2. Answers to legal questions using dictionary definitions, whether legal or otherwise, for terms such as "arraignment" is probably erroneous, especially when such a term has an explicit definition in a law or statute. One cannot say that the procedure at an arraignment is one thing based on a dictionary definition, when the actual court rules of procedure specify something else. ALWAYS go with the primary authority, rather than the secondary authority.

3. A quick read of the actual rules for what happens at "initial appearances" and "arraignment" shows that getting out of jail , whether on bail, recognizance or dismissal of charges begins with the initial appearance.

4. A comparison of the procedure that obtains at the initial appearance includes decisions relating to release on bail. The rules on procedure at arraignments do not mention bail UNLESS it hasn't been done by that time.

5. The vast majority of felony offenders have the charges explained to them at the initial appearance. This is because most felony arrests are made during the commission of the crime. The indictment comes later, if there is one. Note that states are not required to proceed by indictment. That's because the Constitutional right to be indicted applies only to the Federal government not to the states. After the crime has been committed, the alleged offender arrested and gone through the initial appearance the government proceeds to indictment. The charges in an INDICTMENT or another procedure such as an INFORMATION or ACCUSATION are what gets explained to the defendant at an ARRAIGNMENT. This is basically to sum up the all of the chargesagainst a defendant.

6, Why aren't all charges made known at the initial hearing you may ask. The answer is that at the time of the arrest all of the felonies committed by a person arrested might not be fully known at the time of arrest and initial hearing. A bank robber caught in the act will be arrested for bank robbery and brought before the court where the arresting officer tells the judge and the defendant that he was arrested for bank robbery.
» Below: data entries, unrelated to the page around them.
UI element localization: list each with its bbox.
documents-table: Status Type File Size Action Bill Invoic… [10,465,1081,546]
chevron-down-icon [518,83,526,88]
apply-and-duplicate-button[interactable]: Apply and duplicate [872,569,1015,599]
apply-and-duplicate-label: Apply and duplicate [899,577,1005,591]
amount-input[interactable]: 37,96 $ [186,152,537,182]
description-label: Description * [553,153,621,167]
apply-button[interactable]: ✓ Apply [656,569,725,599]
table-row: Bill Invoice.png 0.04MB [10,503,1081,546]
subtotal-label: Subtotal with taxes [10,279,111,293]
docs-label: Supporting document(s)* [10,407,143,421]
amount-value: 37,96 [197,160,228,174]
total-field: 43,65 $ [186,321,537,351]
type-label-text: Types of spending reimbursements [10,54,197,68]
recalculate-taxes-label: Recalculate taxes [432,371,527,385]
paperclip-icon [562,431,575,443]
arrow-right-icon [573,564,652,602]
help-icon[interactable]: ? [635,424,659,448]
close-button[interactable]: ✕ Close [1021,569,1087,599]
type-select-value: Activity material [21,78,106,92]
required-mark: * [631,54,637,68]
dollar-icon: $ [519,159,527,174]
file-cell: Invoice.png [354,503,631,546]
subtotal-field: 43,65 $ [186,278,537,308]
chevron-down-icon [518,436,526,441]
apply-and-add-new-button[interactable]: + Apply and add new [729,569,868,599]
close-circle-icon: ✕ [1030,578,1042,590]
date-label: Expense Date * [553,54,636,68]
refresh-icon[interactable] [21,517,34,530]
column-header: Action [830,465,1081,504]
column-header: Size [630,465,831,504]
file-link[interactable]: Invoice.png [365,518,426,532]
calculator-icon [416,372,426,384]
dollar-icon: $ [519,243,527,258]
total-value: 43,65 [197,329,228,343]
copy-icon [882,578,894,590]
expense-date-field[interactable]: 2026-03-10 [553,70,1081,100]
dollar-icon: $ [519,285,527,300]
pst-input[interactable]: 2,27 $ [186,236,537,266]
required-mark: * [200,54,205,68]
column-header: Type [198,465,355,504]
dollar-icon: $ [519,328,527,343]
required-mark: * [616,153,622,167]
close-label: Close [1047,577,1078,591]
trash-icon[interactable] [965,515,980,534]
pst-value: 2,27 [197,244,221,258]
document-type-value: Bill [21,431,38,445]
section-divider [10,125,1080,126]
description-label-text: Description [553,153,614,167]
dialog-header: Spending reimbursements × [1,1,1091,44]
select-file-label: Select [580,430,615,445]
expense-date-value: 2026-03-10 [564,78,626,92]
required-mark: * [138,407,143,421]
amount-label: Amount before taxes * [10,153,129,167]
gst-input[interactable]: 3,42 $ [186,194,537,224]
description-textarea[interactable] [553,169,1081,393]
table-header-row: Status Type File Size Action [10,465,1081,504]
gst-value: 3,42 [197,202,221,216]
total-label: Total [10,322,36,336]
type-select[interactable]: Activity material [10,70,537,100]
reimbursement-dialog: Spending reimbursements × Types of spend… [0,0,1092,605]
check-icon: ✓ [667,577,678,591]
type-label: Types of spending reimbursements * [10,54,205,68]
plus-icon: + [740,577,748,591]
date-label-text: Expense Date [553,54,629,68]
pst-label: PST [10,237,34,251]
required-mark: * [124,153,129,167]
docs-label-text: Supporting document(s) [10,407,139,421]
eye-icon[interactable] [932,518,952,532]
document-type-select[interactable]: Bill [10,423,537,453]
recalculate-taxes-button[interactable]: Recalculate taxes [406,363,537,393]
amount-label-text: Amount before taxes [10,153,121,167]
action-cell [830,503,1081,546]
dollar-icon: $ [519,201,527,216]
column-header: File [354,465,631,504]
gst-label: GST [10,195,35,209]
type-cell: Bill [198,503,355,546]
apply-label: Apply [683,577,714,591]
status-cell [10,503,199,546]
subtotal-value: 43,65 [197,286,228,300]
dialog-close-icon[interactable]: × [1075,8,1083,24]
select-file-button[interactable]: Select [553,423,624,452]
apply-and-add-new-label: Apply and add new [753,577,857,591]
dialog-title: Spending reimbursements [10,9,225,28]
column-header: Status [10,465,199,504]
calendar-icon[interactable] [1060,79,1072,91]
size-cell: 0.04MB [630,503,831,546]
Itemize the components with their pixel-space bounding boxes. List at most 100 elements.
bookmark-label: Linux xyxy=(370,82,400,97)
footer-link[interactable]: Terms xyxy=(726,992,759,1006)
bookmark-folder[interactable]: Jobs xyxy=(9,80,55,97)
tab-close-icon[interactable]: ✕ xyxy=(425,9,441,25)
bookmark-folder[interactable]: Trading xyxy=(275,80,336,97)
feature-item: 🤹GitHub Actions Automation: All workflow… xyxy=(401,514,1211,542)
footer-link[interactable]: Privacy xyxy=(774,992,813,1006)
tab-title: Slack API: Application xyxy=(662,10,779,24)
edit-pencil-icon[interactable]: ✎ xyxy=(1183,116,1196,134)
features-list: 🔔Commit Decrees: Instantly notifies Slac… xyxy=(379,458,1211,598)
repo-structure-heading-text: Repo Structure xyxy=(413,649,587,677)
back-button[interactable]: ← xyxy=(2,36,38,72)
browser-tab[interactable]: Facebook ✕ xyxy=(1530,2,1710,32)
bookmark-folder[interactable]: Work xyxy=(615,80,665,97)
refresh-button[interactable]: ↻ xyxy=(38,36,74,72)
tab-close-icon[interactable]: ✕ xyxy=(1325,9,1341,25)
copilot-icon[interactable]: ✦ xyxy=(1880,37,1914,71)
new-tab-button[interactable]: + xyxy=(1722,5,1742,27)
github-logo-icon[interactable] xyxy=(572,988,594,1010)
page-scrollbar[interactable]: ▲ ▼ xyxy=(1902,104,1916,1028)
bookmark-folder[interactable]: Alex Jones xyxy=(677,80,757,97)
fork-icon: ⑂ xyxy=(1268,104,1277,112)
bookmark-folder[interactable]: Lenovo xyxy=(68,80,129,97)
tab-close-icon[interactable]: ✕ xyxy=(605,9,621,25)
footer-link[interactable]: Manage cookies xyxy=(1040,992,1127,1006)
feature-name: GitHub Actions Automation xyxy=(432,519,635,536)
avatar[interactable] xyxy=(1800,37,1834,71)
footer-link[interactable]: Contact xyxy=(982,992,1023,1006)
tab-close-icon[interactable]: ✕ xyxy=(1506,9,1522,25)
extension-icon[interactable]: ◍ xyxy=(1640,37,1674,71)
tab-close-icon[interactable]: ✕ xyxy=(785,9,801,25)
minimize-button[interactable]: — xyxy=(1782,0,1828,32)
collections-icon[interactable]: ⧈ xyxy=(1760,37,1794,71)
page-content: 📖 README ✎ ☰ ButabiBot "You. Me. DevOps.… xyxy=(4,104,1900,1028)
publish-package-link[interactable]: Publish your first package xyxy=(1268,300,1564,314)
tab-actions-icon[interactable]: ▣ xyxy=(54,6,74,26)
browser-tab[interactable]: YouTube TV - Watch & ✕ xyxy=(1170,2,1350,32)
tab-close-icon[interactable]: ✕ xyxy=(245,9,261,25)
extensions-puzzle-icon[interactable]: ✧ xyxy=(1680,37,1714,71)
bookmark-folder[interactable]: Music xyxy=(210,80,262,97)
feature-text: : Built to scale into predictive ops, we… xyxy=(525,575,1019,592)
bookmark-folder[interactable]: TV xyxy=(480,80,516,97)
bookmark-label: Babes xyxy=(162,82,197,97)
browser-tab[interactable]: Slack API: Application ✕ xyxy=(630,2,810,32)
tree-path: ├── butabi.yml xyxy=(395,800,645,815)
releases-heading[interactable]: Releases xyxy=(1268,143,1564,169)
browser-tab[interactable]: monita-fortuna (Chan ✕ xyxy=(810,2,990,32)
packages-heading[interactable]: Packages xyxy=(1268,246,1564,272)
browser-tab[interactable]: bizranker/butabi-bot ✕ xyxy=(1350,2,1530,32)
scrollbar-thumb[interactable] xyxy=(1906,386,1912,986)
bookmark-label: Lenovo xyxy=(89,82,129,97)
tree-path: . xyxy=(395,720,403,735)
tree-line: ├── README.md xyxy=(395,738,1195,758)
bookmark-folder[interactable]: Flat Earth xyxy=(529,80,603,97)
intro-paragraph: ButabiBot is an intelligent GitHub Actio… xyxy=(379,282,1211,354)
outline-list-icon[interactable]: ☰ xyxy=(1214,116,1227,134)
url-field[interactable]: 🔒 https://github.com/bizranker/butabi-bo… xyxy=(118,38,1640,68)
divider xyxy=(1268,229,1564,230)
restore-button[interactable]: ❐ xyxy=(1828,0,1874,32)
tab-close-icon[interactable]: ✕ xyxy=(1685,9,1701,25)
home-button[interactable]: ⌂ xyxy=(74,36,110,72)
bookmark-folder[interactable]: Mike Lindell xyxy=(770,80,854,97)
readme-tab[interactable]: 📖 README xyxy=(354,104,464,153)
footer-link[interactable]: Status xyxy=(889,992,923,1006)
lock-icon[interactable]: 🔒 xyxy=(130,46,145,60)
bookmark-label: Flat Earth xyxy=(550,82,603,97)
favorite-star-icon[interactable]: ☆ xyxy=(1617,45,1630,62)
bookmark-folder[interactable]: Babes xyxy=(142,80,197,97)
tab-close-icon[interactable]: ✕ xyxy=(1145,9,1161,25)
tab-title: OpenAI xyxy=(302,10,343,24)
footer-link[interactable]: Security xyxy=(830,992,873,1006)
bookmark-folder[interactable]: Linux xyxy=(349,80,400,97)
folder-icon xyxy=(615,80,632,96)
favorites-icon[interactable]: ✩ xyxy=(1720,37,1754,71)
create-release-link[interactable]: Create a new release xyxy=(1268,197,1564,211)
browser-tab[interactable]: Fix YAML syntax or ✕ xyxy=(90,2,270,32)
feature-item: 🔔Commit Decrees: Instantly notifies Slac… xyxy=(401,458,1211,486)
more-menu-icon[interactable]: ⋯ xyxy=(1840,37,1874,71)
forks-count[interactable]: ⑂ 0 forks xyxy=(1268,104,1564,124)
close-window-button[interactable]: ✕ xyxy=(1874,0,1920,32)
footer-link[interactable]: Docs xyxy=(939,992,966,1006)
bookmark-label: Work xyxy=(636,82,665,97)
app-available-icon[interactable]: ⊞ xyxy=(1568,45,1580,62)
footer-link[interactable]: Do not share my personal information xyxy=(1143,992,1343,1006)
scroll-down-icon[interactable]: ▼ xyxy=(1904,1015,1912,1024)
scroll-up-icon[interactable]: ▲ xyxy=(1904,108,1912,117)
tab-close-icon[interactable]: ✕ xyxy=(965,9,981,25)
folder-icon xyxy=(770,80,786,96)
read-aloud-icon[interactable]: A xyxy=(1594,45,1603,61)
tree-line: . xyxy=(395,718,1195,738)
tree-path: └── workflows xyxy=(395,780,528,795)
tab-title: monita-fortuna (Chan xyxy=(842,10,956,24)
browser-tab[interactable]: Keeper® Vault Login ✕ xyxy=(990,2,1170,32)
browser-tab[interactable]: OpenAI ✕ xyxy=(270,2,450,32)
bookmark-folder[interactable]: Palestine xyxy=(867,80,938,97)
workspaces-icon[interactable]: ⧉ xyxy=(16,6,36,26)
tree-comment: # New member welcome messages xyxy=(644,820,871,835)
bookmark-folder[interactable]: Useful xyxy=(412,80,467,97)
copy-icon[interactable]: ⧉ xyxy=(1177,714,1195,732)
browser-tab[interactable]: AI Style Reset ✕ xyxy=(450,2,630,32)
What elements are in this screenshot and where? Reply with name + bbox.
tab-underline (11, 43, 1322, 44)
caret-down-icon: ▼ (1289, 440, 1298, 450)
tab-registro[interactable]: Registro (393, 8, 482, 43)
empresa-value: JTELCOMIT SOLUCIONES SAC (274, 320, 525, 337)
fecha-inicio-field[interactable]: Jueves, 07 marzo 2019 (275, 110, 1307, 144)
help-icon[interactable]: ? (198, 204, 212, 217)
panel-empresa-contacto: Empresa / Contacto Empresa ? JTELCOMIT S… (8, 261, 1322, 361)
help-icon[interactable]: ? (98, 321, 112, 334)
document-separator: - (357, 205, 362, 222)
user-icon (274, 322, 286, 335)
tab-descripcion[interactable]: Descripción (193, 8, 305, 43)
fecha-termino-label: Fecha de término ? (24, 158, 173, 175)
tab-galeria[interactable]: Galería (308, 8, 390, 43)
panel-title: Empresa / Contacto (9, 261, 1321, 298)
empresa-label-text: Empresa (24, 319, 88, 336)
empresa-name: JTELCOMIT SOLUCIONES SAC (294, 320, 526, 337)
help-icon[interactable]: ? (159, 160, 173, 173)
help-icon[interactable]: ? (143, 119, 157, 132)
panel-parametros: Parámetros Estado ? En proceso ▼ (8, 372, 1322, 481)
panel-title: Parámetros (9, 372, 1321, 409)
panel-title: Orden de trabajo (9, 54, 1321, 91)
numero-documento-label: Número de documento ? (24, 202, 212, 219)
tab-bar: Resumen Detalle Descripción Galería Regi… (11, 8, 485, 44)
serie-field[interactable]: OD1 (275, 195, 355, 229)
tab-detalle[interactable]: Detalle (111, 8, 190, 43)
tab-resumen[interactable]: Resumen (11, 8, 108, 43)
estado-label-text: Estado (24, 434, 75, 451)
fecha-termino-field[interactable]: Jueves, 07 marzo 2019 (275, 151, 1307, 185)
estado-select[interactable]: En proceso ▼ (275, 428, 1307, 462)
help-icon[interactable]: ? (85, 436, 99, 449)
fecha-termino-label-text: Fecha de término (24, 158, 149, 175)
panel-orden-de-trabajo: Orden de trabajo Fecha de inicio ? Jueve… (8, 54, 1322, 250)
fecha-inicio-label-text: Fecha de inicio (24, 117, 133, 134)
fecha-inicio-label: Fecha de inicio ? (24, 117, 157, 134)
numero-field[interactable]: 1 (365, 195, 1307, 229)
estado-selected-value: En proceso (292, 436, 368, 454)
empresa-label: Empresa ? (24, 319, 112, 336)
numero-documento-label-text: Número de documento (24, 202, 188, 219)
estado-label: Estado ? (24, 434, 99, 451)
Bail must be fixed at that time based on the bank robbery charged unless the prosecution convinces the court that additional charges may be brought upon further investigation. If that further investigation shows that while in the course of the robbery the defendant assaulted a bank teller, guard and customer, those charges will be added at the indictment stage. In addition, if it turns out that there was a getaway car driver involved in the heist, a charge of conspiracy will be added in the indictment.

7. The purpose of the arraignment, if you read the Rules, is to give the defendant information as to ALL of the charges against him and to give him the opportunity to AT THAT TIME enter his plea to all the charges.

8. Most courts do not accept pleas at the inititial hearing. The Federal Rules prohibit it.

9. A reading of the Rules shows that an indictment might not take place until weeks after the arrest. That means the arraignment might not take place until more weeks after the initial arrest. If a "bond hearing" were not held until AFTER the arraignment, all arrestees would spend weeks if not months in jail without hope of release while the prosecution takes its time to bring the indictment. This is not permitted in our criminal justice system.

The long and the short of it is that no matter what any colloquialism exists about what an "ARRAIGNMENT" is and when it occurs, you have to know the actual rule of criminal procedure that says what it is and when it happens and what happens at it.

Thus: the suggestion that a "bond hearing" occurs AFTER an arraignment is plain wrong and should not be relied upon.

Lastly I note that much of the further explanation given after my improvement is superfluous since it confirms the essence of my answer.